1918: Cultivation of the Canal

Fromthe Swindon Advertiser, 5th July 1918

The Canal Committee reported that they had received a petition from the tenants of Nos 66. to 86. Cheltenham Street, asking to be allowed to cultivate that portion of the canal which has been filled in, adjoining the gardens at the rear of their respective premises, and also asking for a fence to be erected along the canal towing path to enclose the land.

It was resolved:

(1) That the land be let to the occupiers of the respective houses for cultivation at a rent of 2s per plot per annum, the land to be let rent free up to March 25th next.

(2) That it be an instruction to the Borough Surveyor to erect a fence at an estimated cost of £6 to enclose the land, leaving sufficient land to make the canal towing path 10ft wide at that point.

Councillor Burson: You are not only going to let them have this land for nothing, but you intend to fence it for them. Is it right that the ratepayers should be called upon to find this money? I move that this go back for re-consideration and for a more business-like proposal. It is very unjust.

Councillor Gilbert seconded. He preferred keeping it as an open space. Open spaces were very much needed in this vicinity and would be a great improvement.

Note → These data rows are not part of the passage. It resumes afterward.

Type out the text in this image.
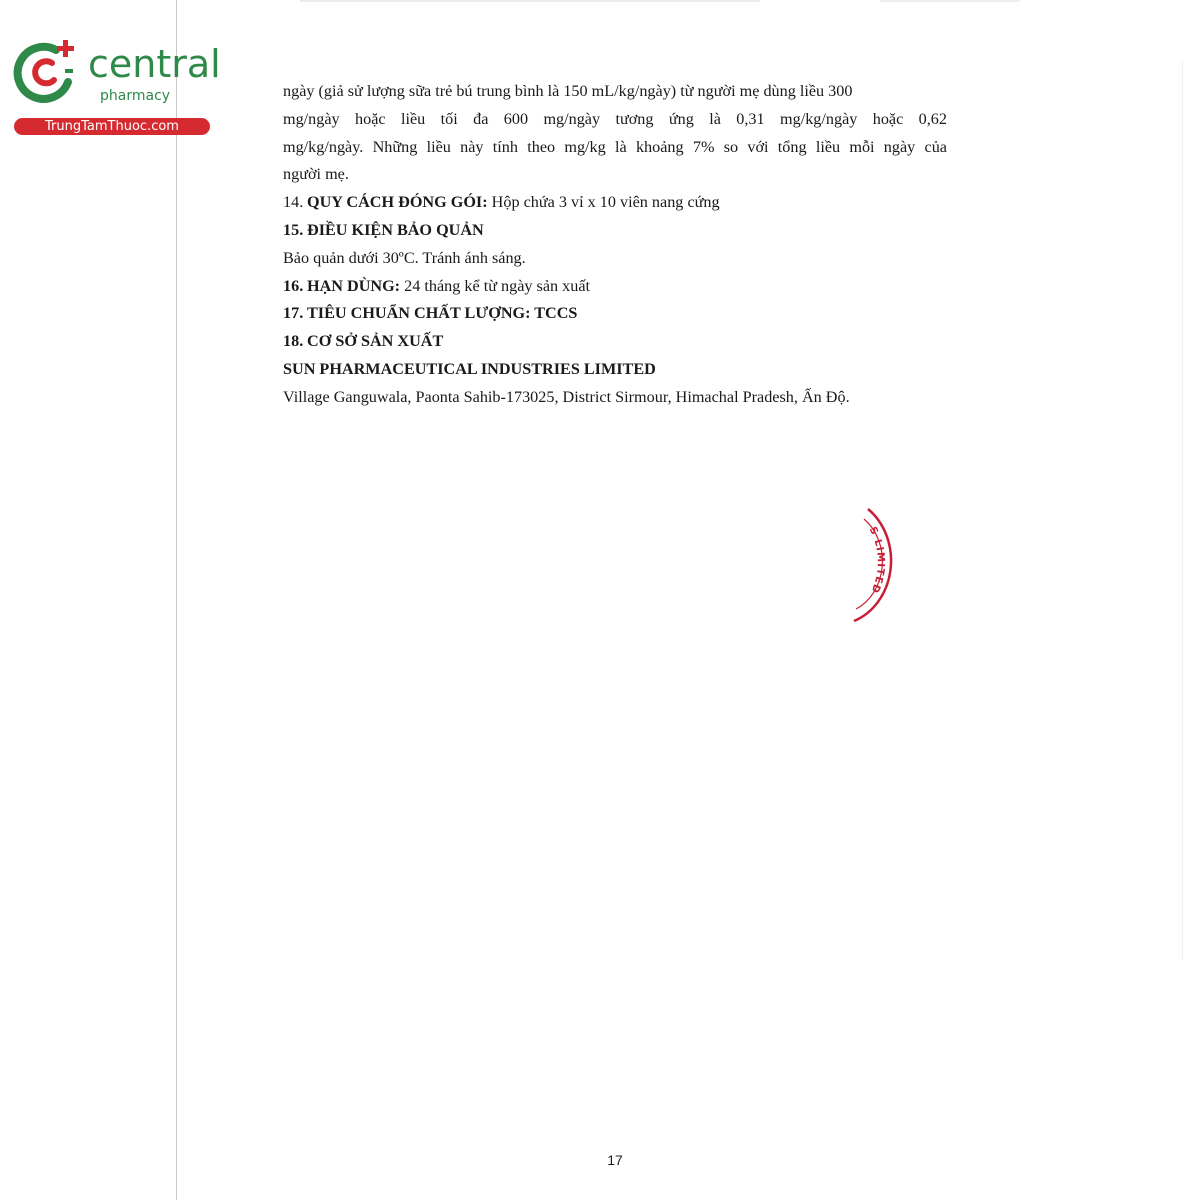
central
pharmacy
TrungTamThuoc.com

ngày (giả sử lượng sữa trẻ bú trung bình là 150 mL/kg/ngày) từ người mẹ dùng liều 300

mg/ngày hoặc liều tối đa 600 mg/ngày tương ứng là 0,31 mg/kg/ngày hoặc 0,62

mg/kg/ngày. Những liều này tính theo mg/kg là khoảng 7% so với tổng liều mỗi ngày của

người mẹ.

14. QUY CÁCH ĐÓNG GÓI: Hộp chứa 3 vỉ x 10 viên nang cứng

15. ĐIỀU KIỆN BẢO QUẢN

Bảo quản dưới 30ºC. Tránh ánh sáng.

16. HẠN DÙNG: 24 tháng kể từ ngày sản xuất

17. TIÊU CHUẨN CHẤT LƯỢNG: TCCS

18. CƠ SỞ SẢN XUẤT

SUN PHARMACEUTICAL INDUSTRIES LIMITED

Village Ganguwala, Paonta Sahib-173025, District Sirmour, Himachal Pradesh, Ấn Độ.

S LIMITED
17
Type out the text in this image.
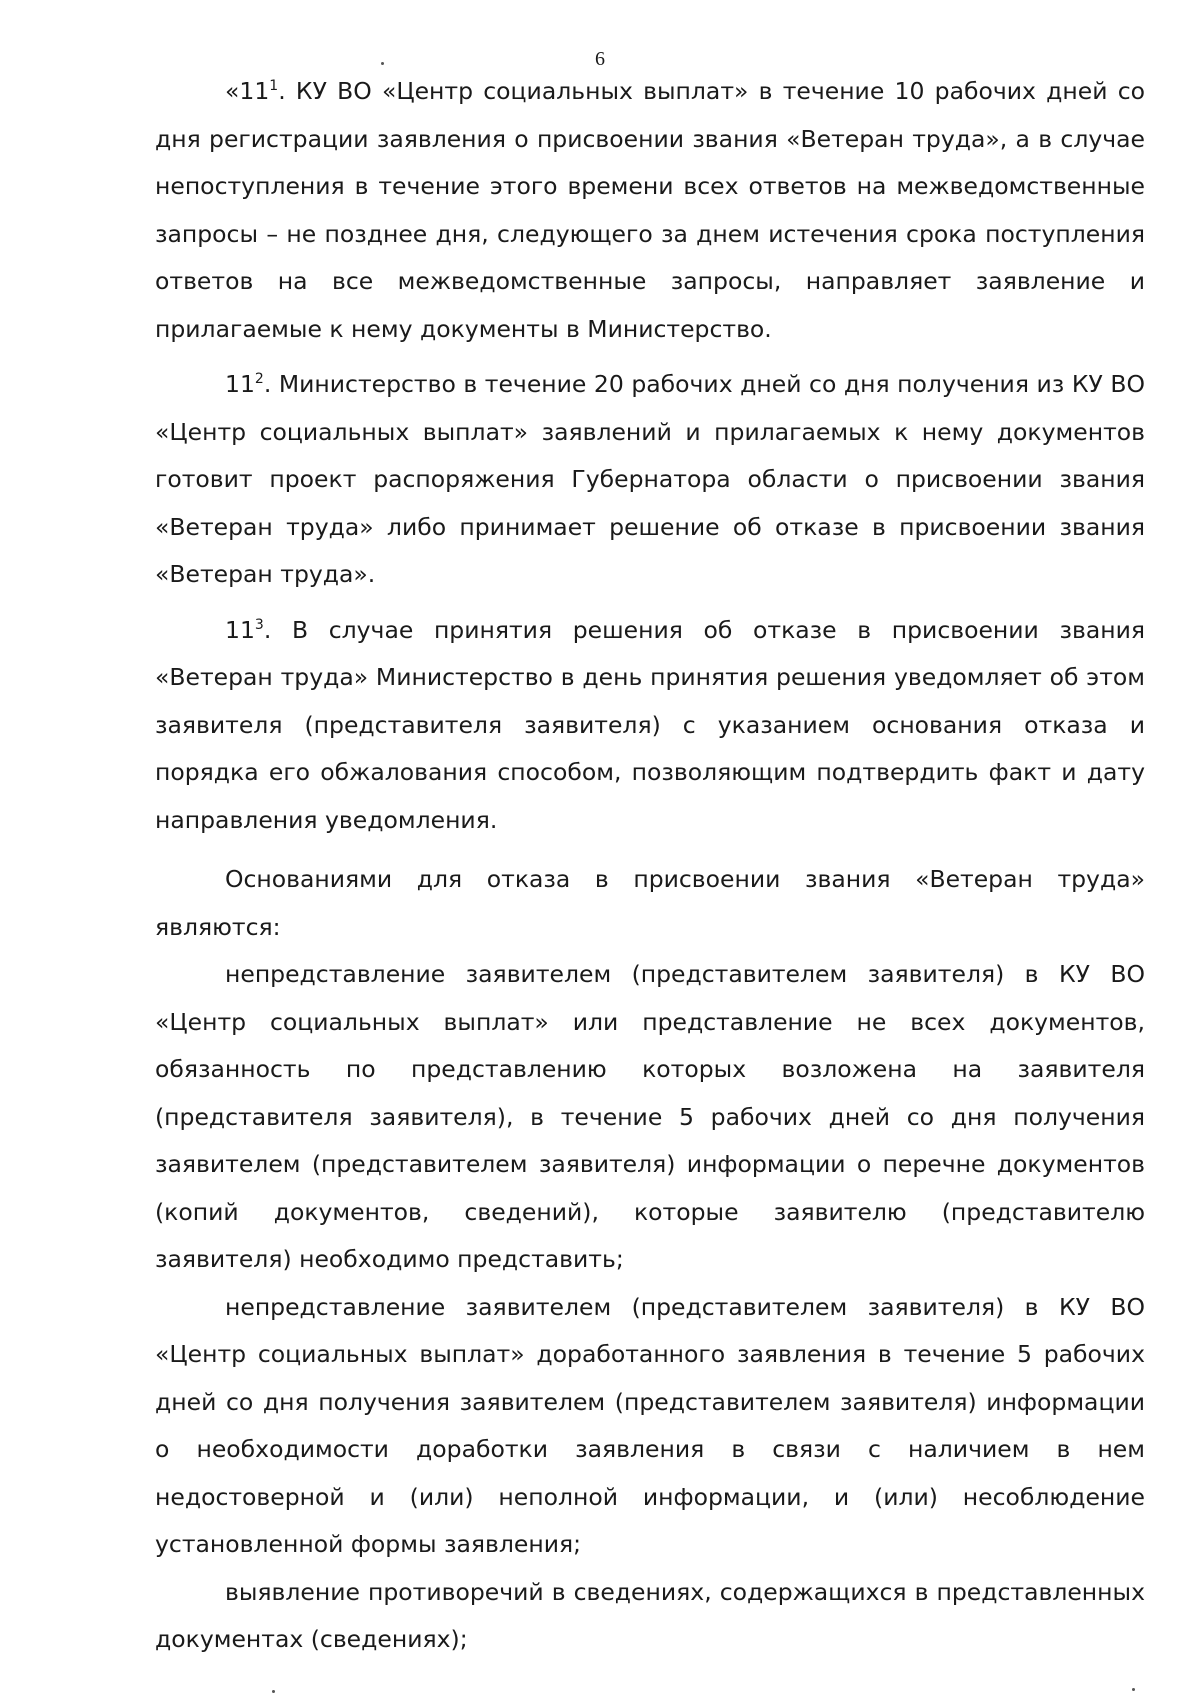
6

«$11^1$. КУ ВО «Центр социальных выплат» в течение 10 рабочих дней со дня регистрации заявления о присвоении звания «Ветеран труда», а в случае непоступления в течение этого времени всех ответов на межведомственные запросы – не позднее дня, следующего за днем истечения срока поступления ответов на все межведомственные запросы, направляет заявление и прилагаемые к нему документы в Министерство.

$11^2$. Министерство в течение 20 рабочих дней со дня получения из КУ ВО «Центр социальных выплат» заявлений и прилагаемых к нему документов готовит проект распоряжения Губернатора области о присвоении звания «Ветеран труда» либо принимает решение об отказе в присвоении звания «Ветеран труда».

$11^3$. В случае принятия решения об отказе в присвоении звания «Ветеран труда» Министерство в день принятия решения уведомляет об этом заявителя (представителя заявителя) с указанием основания отказа и порядка его обжалования способом, позволяющим подтвердить факт и дату направления уведомления.

Основаниями для отказа в присвоении звания «Ветеран труда» являются:

непредставление заявителем (представителем заявителя) в КУ ВО «Центр социальных выплат» или представление не всех документов, обязанность по представлению которых возложена на заявителя (представителя заявителя), в течение 5 рабочих дней со дня получения заявителем (представителем заявителя) информации о перечне документов (копий документов, сведений), которые заявителю (представителю заявителя) необходимо представить;

непредставление заявителем (представителем заявителя) в КУ ВО «Центр социальных выплат» доработанного заявления в течение 5 рабочих дней со дня получения заявителем (представителем заявителя) информации о необходимости доработки заявления в связи с наличием в нем недостоверной и (или) неполной информации, и (или) несоблюдение установленной формы заявления;

выявление противоречий в сведениях, содержащихся в представленных документах (сведениях);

Councillor Powell said that when they went in for their housing and planning scheme they would largely have to subsidise. If these people were going to cultivate that land they would be rendering a service to the community.

Councillor R. George supported Councillor Burson's amendment, and on the lines laid down by the ex-Mayor. They had a chance now of saving for the town land right in the centre, and land that could be made of some good to the town. What better could they have than a beauty spot there? In every way that ground might be utilised for the benefit of the town. If they did as they proposed to do another generation would condemn them. Once they allowed these people to get upon that land they would want to be recompensed for the labour and improvement they put into it, and it would only be a matter of right to. They had now a chance right in the centre of Bridge Street, Milton Street, and Fleet Street of beautifying the town. They would never regret an effort to save that land for the people. He pleaded with them to stand by the town, and they would never regret giving to Swindon a beauty spot that would save her from the ridiculous position in which the jerry builder had placed her in the past.

Councillor Evens supported the Committee.

The amendment was defeated and the recommendation of the Committee adopted.